Dan Schneider - The other film was Steven Soderbergh’s previously mentioned Kafka, your first film with Soderbergh. Again, I’ve not seen it, but in listening to some offhanded remarks on the DVD commentary on The Limey, the later Soderbergh film you worked on, you seemed to not have been pleased with the results on Kafka. What were that film’s flaws, and since, on The Limey, you often complained of Soderbergh’s editorial decisions- from the way a shot was framed to its editing, were the problems in Kafka mostly directorial decisions? Or were you simply not allowed as much elbow room with the script as you would have wanted?  
Lem Dobbs - They’re always directorial decisions, if the director is left alone to do whatever he wants. Kafka is quite beautifully “directed” if you mistake direction for mere photography or production design. Many films go off the rails from day one; everything is just wrong. They’re made for the wrong reasons; nobody really cares about the script, just the perceived “heat” of the director or cast, there’s no command or control -- a multiplicity of producers, none with any authority. There are crippling casting mistakes, dimwitted actors who sense weakness and turn destructive. The script was no masterpiece, but there was a script -- it just wasn’t followed or respected. So the main flaw of the movie is, to intents and purposes, the script. It doesn’t make any sense at all -- the story, the plot, so far as anyone can tell, or even individual lines of dialogue, many of which are just awful if not laughable. Conceptually the script was changed completely; it was originally a supernatural horror film. Steven dropped the supernatural aspects, preferring to make a more supposedly rational mystery in the manner of The Third Man -- which makes the horror elements that remain seem even sillier. I went along with this to a certain extent because I was still too young and eager and not quite ready to retire from the movie business. It’s what screenwriters do, they go along, hope for the best. You’re so often in the hands of luck and fate. What if Polanski or Cronenberg or Terry Gilliam on a good day … and Steven feels he’s so much more capable now of making it what it might have been. Timing. Just once I’d love to be fired immediately, paid off handsomely, and rewritten by Tom Stoppard. Y’know, the flip side is that there have always been bad writers with their names on good movies, but somehow they never complain about how their scripts were changed!

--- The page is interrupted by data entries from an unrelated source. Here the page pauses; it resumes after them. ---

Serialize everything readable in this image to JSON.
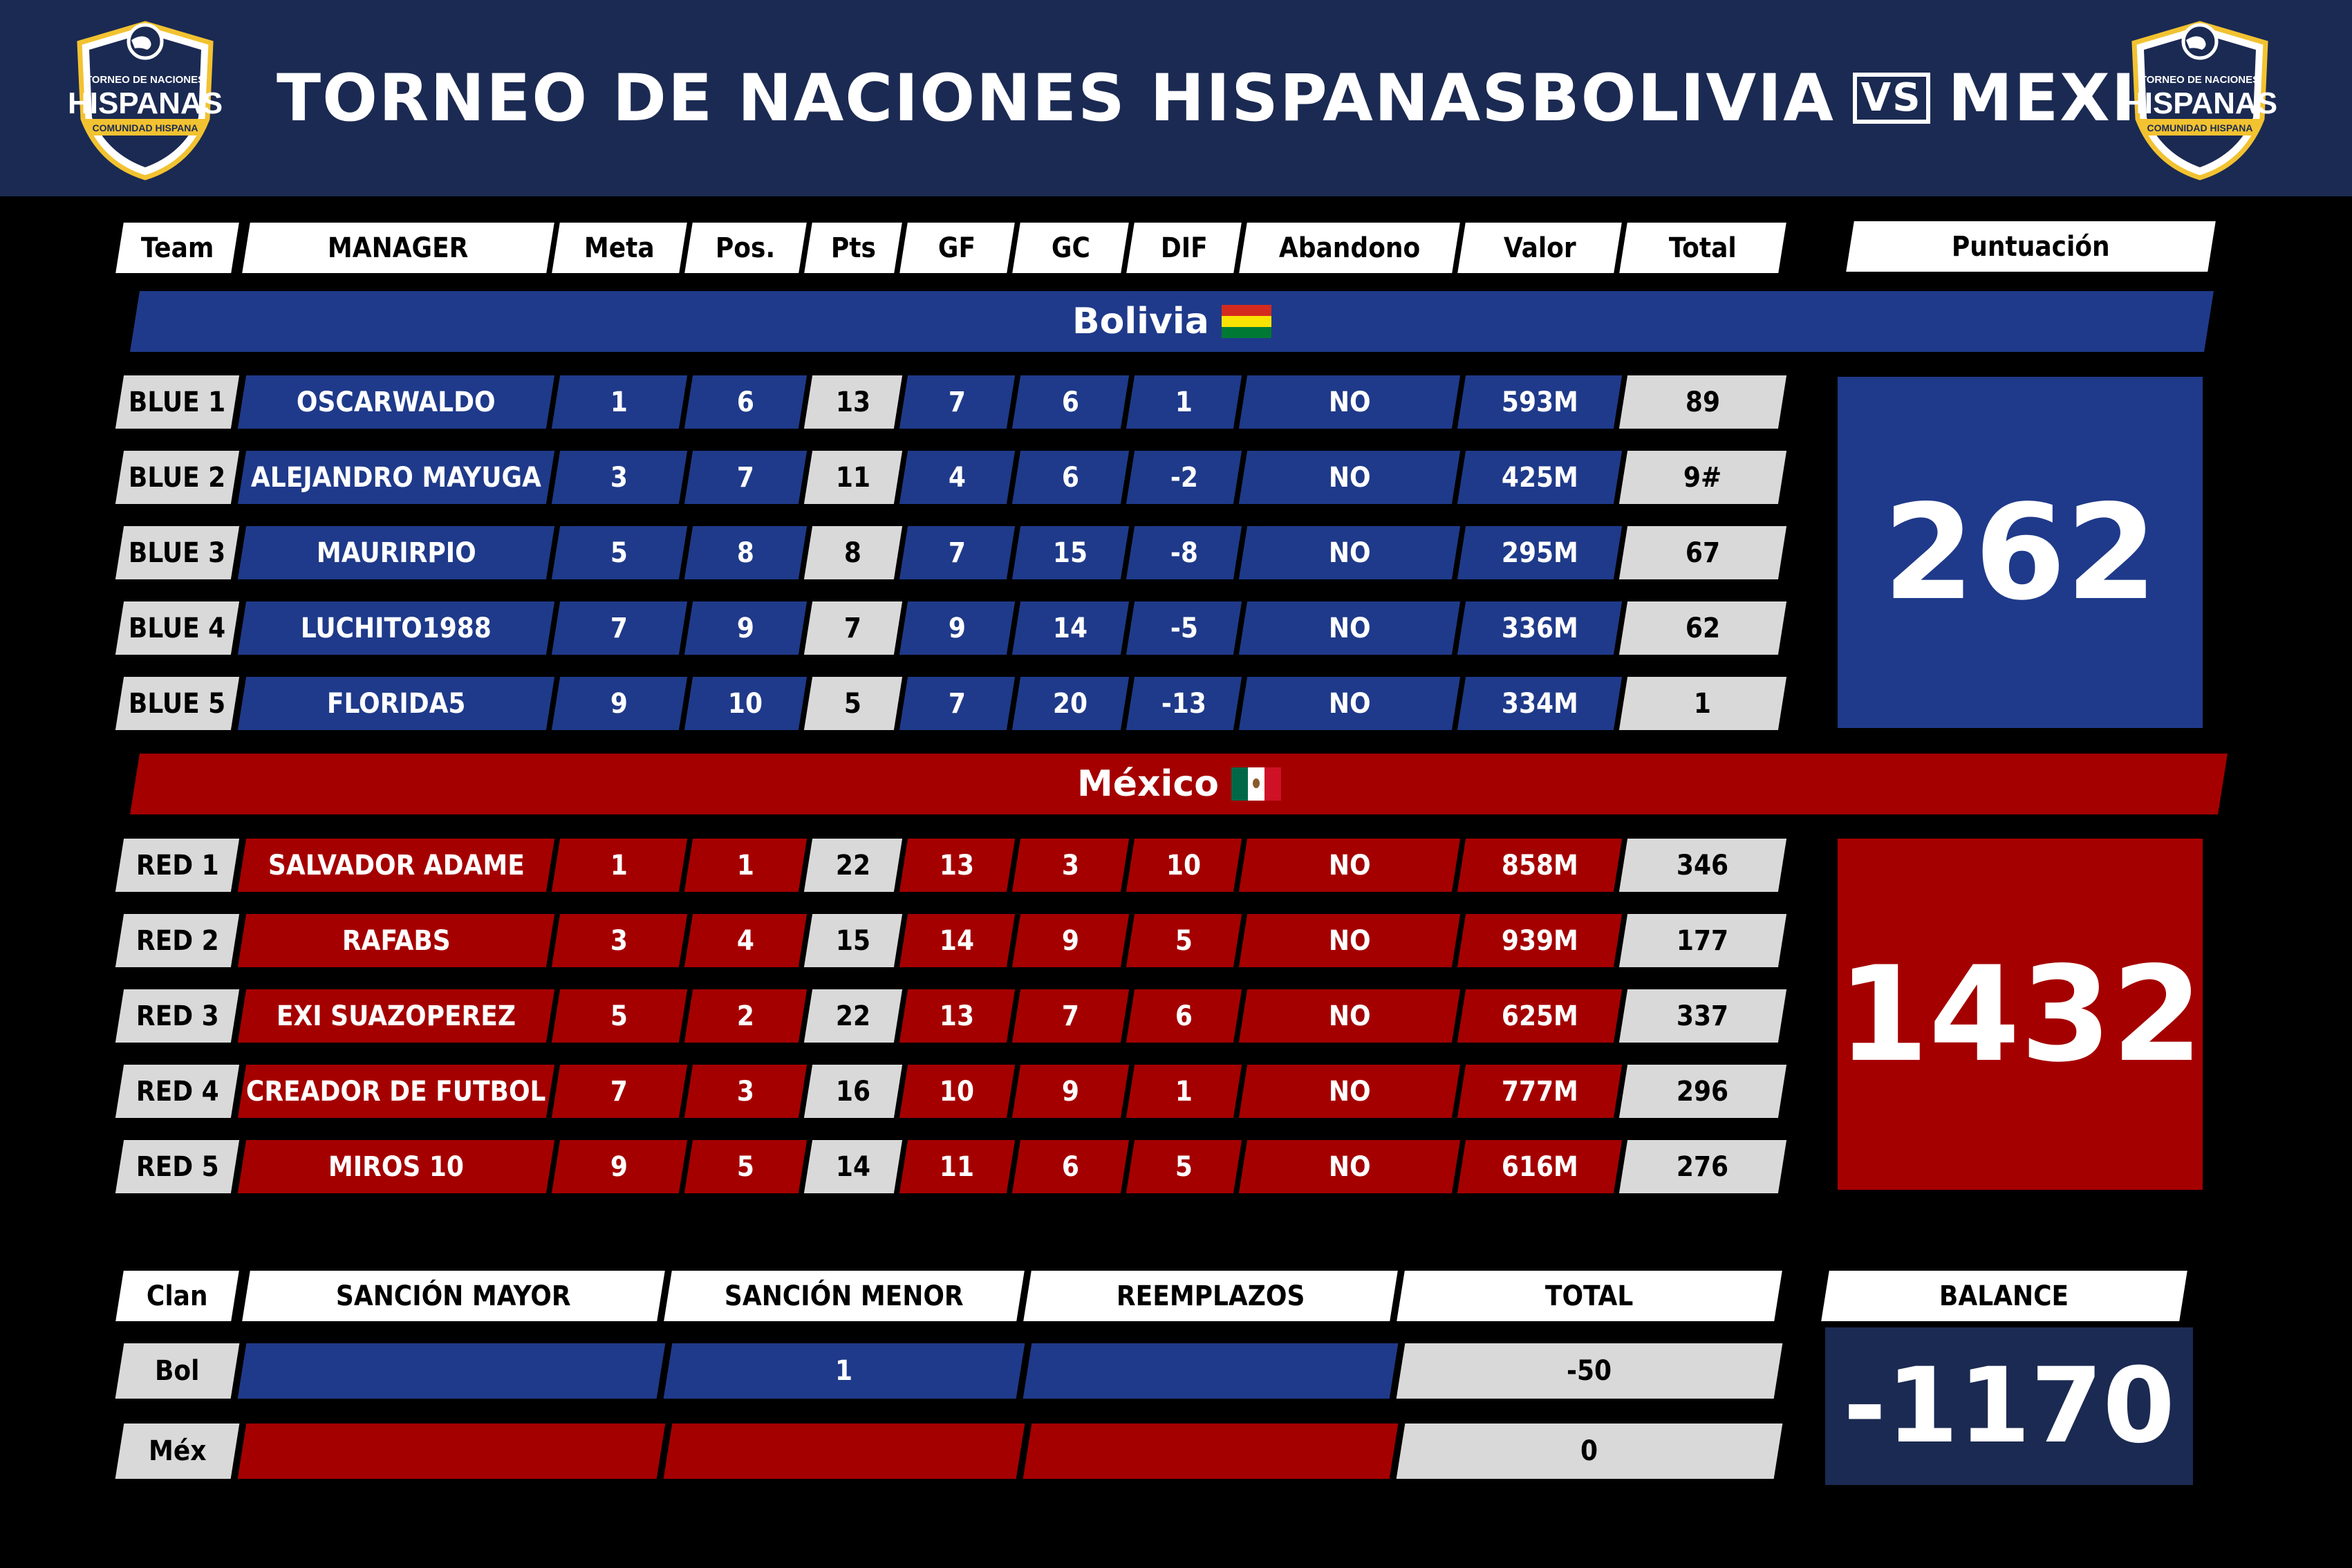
{
  "header": {
    "title_prefix": "TORNEO DE NACIONES HISPANAS",
    "team_a": "BOLIVIA",
    "vs": "VS",
    "team_b": "MEXICO",
    "logo": {
      "top_text": "TORNEO DE NACIONES",
      "main_text": "HISPANAS",
      "ribbon_text": "COMUNIDAD HISPANA",
      "icon": "globe-icon"
    }
  },
  "table": {
    "columns": [
      "Team",
      "MANAGER",
      "Meta",
      "Pos.",
      "Pts",
      "GF",
      "GC",
      "DIF",
      "Abandono",
      "Valor",
      "Total"
    ],
    "score_header": "Puntuación"
  },
  "bolivia": {
    "name": "Bolivia",
    "flag_colors": [
      "#d52b1e",
      "#f9e300",
      "#007934"
    ],
    "score": "262",
    "rows": [
      [
        "BLUE 1",
        "OSCARWALDO",
        "1",
        "6",
        "13",
        "7",
        "6",
        "1",
        "NO",
        "593M",
        "89"
      ],
      [
        "BLUE 2",
        "ALEJANDRO MAYUGA",
        "3",
        "7",
        "11",
        "4",
        "6",
        "-2",
        "NO",
        "425M",
        "9#"
      ],
      [
        "BLUE 3",
        "MAURIRPIO",
        "5",
        "8",
        "8",
        "7",
        "15",
        "-8",
        "NO",
        "295M",
        "67"
      ],
      [
        "BLUE 4",
        "LUCHITO1988",
        "7",
        "9",
        "7",
        "9",
        "14",
        "-5",
        "NO",
        "336M",
        "62"
      ],
      [
        "BLUE 5",
        "FLORIDA5",
        "9",
        "10",
        "5",
        "7",
        "20",
        "-13",
        "NO",
        "334M",
        "1"
      ]
    ]
  },
  "mexico": {
    "name": "México",
    "flag_colors": [
      "#006847",
      "#ffffff",
      "#ce1126"
    ],
    "score": "1432",
    "rows": [
      [
        "RED 1",
        "SALVADOR ADAME",
        "1",
        "1",
        "22",
        "13",
        "3",
        "10",
        "NO",
        "858M",
        "346"
      ],
      [
        "RED 2",
        "RAFABS",
        "3",
        "4",
        "15",
        "14",
        "9",
        "5",
        "NO",
        "939M",
        "177"
      ],
      [
        "RED 3",
        "EXI SUAZOPEREZ",
        "5",
        "2",
        "22",
        "13",
        "7",
        "6",
        "NO",
        "625M",
        "337"
      ],
      [
        "RED 4",
        "CREADOR DE FUTBOL",
        "7",
        "3",
        "16",
        "10",
        "9",
        "1",
        "NO",
        "777M",
        "296"
      ],
      [
        "RED 5",
        "MIROS 10",
        "9",
        "5",
        "14",
        "11",
        "6",
        "5",
        "NO",
        "616M",
        "276"
      ]
    ]
  },
  "sanctions": {
    "columns": [
      "Clan",
      "SANCIÓN MAYOR",
      "SANCIÓN MENOR",
      "REEMPLAZOS",
      "TOTAL"
    ],
    "balance_header": "BALANCE",
    "balance": "-1170",
    "rows": [
      [
        "Bol",
        "",
        "1",
        "",
        "-50"
      ],
      [
        "Méx",
        "",
        "",
        "",
        "0"
      ]
    ]
  },
  "colors": {
    "header_bg": "#1b2a52",
    "blue": "#1f3a8a",
    "red": "#a50000",
    "grey": "#d9d9d9",
    "balance_bg": "#1b2a52"
  }
}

---Lem Dobbs, Interviewed by Dan Schneider 
In an earlier post we quoted Dobbs’s recounting of how, in Kafka, Ian Holm’s line delivery changed the meaning of just one word and that, in turn, altered the meaning of the entire film. “For the want of a nail...”



     For want of a nail the shoe was lost
            For want of a shoe the horse went unshod
            For want of a horse a rider walked
            For want of a rider the battle was lost
            For want of a victory the kingdom fell
            And all for the want of a horseshoe nail

FADE OUT
Lee A. Matthias
Quotes of the Post:
Sometimes everything is rewritten except that which ought to be.

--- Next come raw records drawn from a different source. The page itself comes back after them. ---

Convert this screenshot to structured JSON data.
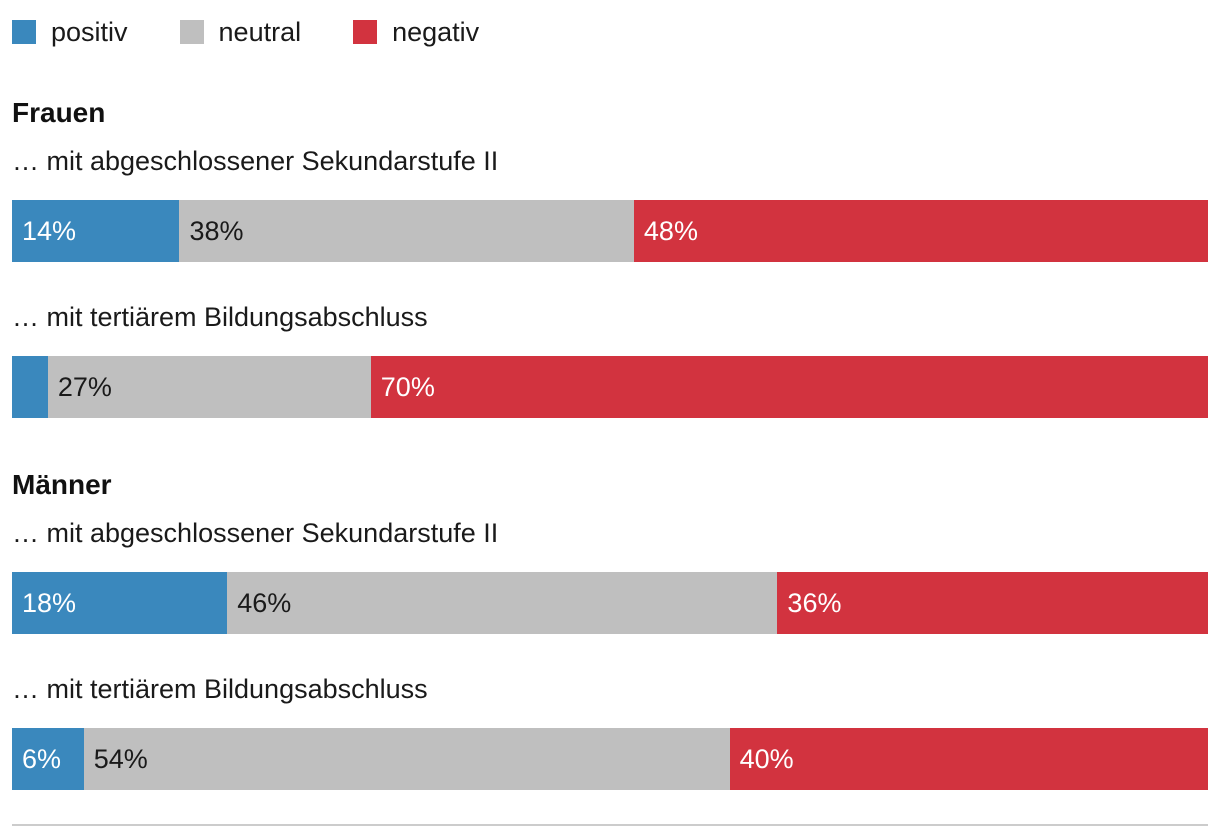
{
  "legend": {
    "items": [
      {
        "label": "positiv",
        "color": "#3a88bd"
      },
      {
        "label": "neutral",
        "color": "#bfbfbf"
      },
      {
        "label": "negativ",
        "color": "#d2333f"
      }
    ]
  },
  "chart_data": {
    "type": "bar",
    "subtype": "horizontal-stacked",
    "unit": "%",
    "xlim": [
      0,
      100
    ],
    "legend_position": "top",
    "grid": false,
    "series_names": [
      "positiv",
      "neutral",
      "negativ"
    ],
    "series_colors": {
      "positiv": "#3a88bd",
      "neutral": "#bfbfbf",
      "negativ": "#d2333f"
    },
    "series_label_colors": {
      "positiv": "#ffffff",
      "neutral": "#1a1a1a",
      "negativ": "#ffffff"
    },
    "groups": [
      {
        "title": "Frauen",
        "rows": [
          {
            "label": "… mit abgeschlossener Sekundarstufe II",
            "values": [
              14,
              38,
              48
            ],
            "labels": [
              "14%",
              "38%",
              "48%"
            ]
          },
          {
            "label": "… mit tertiärem Bildungsabschluss",
            "values": [
              3,
              27,
              70
            ],
            "labels": [
              "",
              "27%",
              "70%"
            ]
          }
        ]
      },
      {
        "title": "Männer",
        "rows": [
          {
            "label": "… mit abgeschlossener Sekundarstufe II",
            "values": [
              18,
              46,
              36
            ],
            "labels": [
              "18%",
              "46%",
              "36%"
            ]
          },
          {
            "label": "… mit tertiärem Bildungsabschluss",
            "values": [
              6,
              54,
              40
            ],
            "labels": [
              "6%",
              "54%",
              "40%"
            ]
          }
        ]
      }
    ]
  }
}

Kafka is quite beautifully “directed” if you mistake direction for mere photography or production design.
Many films go off the rails from day one; everything is just wrong. They’re made for the wrong reasons; nobody really cares about the script, just the perceived “heat” of the director or cast, there’s no command or control -- a multiplicity of producers, none with any authority. There are crippling casting mistakes, dimwitted actors who sense weakness and turn destructive.

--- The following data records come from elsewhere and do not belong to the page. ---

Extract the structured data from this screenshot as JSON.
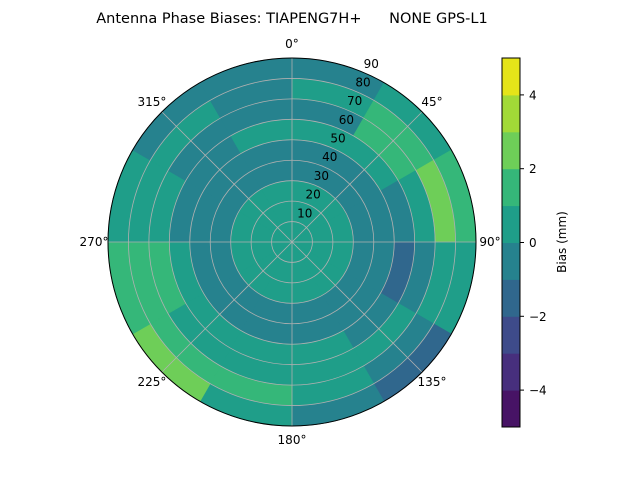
{
  "chart_data": {
    "type": "heatmap",
    "subtype": "polar-filled-contour",
    "title": "Antenna Phase Biases: TIAPENG7H+      NONE GPS-L1",
    "angular_ticks": [
      "0°",
      "45°",
      "90°",
      "135°",
      "180°",
      "225°",
      "270°",
      "315°"
    ],
    "angular_tick_values": [
      0,
      45,
      90,
      135,
      180,
      225,
      270,
      315
    ],
    "angular_direction": "clockwise",
    "angular_zero": "north",
    "radial_ticks": [
      "10",
      "20",
      "30",
      "40",
      "50",
      "60",
      "70",
      "80",
      "90"
    ],
    "radial_tick_values": [
      10,
      20,
      30,
      40,
      50,
      60,
      70,
      80,
      90
    ],
    "radial_range": [
      0,
      90
    ],
    "grid": true,
    "colorbar": {
      "label": "Bias (mm)",
      "range": [
        -5,
        5
      ],
      "levels": [
        -5,
        -4,
        -3,
        -2,
        -1,
        0,
        1,
        2,
        3,
        4,
        5
      ],
      "tick_values": [
        -4,
        -2,
        0,
        2,
        4
      ],
      "tick_labels": [
        "−4",
        "−2",
        "0",
        "2",
        "4"
      ],
      "colors": [
        "#471365",
        "#472f7d",
        "#3e4b8a",
        "#30678d",
        "#26828e",
        "#1f9e89",
        "#35b779",
        "#6ece58",
        "#a2da37",
        "#e5e419"
      ],
      "placement": "right"
    },
    "field": {
      "azimuth_bins": [
        0,
        30,
        60,
        90,
        120,
        150,
        180,
        210,
        240,
        270,
        300,
        330,
        360
      ],
      "radius_bins": [
        0,
        10,
        20,
        30,
        40,
        50,
        60,
        70,
        80,
        90
      ],
      "values_by_ring": [
        [
          0.5,
          0.5,
          0.5,
          0.5,
          0.5,
          0.5,
          0.5,
          0.5,
          0.5,
          0.5,
          0.5,
          0.5
        ],
        [
          0.5,
          0.5,
          0.5,
          0.5,
          0.5,
          0.5,
          0.5,
          0.5,
          0.5,
          0.5,
          0.5,
          0.5
        ],
        [
          0.5,
          0.5,
          0.5,
          0.5,
          0.5,
          0.5,
          0.5,
          0.5,
          0.5,
          0.5,
          0.5,
          0.5
        ],
        [
          -0.5,
          -0.5,
          -0.5,
          -0.5,
          -0.5,
          -0.5,
          -0.5,
          -0.5,
          -0.5,
          -0.5,
          -0.5,
          -0.5
        ],
        [
          -0.5,
          -0.5,
          -0.5,
          -0.5,
          -0.5,
          -0.5,
          -0.5,
          -0.5,
          -0.5,
          -0.5,
          -0.5,
          -0.5
        ],
        [
          0.5,
          0.5,
          -0.5,
          -1.5,
          -0.5,
          0.5,
          0.5,
          0.5,
          0.5,
          -0.5,
          -0.5,
          0.5
        ],
        [
          -0.5,
          1.5,
          0.5,
          -0.5,
          0.5,
          0.5,
          0.5,
          0.5,
          1.5,
          0.5,
          -0.5,
          -0.5
        ],
        [
          0.5,
          1.5,
          2.5,
          0.5,
          -0.5,
          0.5,
          1.5,
          1.5,
          1.5,
          0.5,
          0.5,
          -0.5
        ],
        [
          -0.5,
          0.5,
          1.5,
          0.5,
          -1.5,
          -0.5,
          0.5,
          2.5,
          1.5,
          0.5,
          -0.5,
          -0.5
        ]
      ]
    }
  }
}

It’s what screenwriters do, they go along, hope for the best. You’re so often in the hands of luck and fate. What if Polanski or Cronenberg or Terry Gilliam on a good day … and Steven (Soderbergh)  feels he’s so much more capable now of making [Kafka] what it might have been. Timing. Just once I’d love to be fired immediately, paid off handsomely, and rewritten by Tom Stoppard. Y’know, the flip side is that there have always been bad writers with their names on good movies, but somehow they never complain about how their scripts were changed!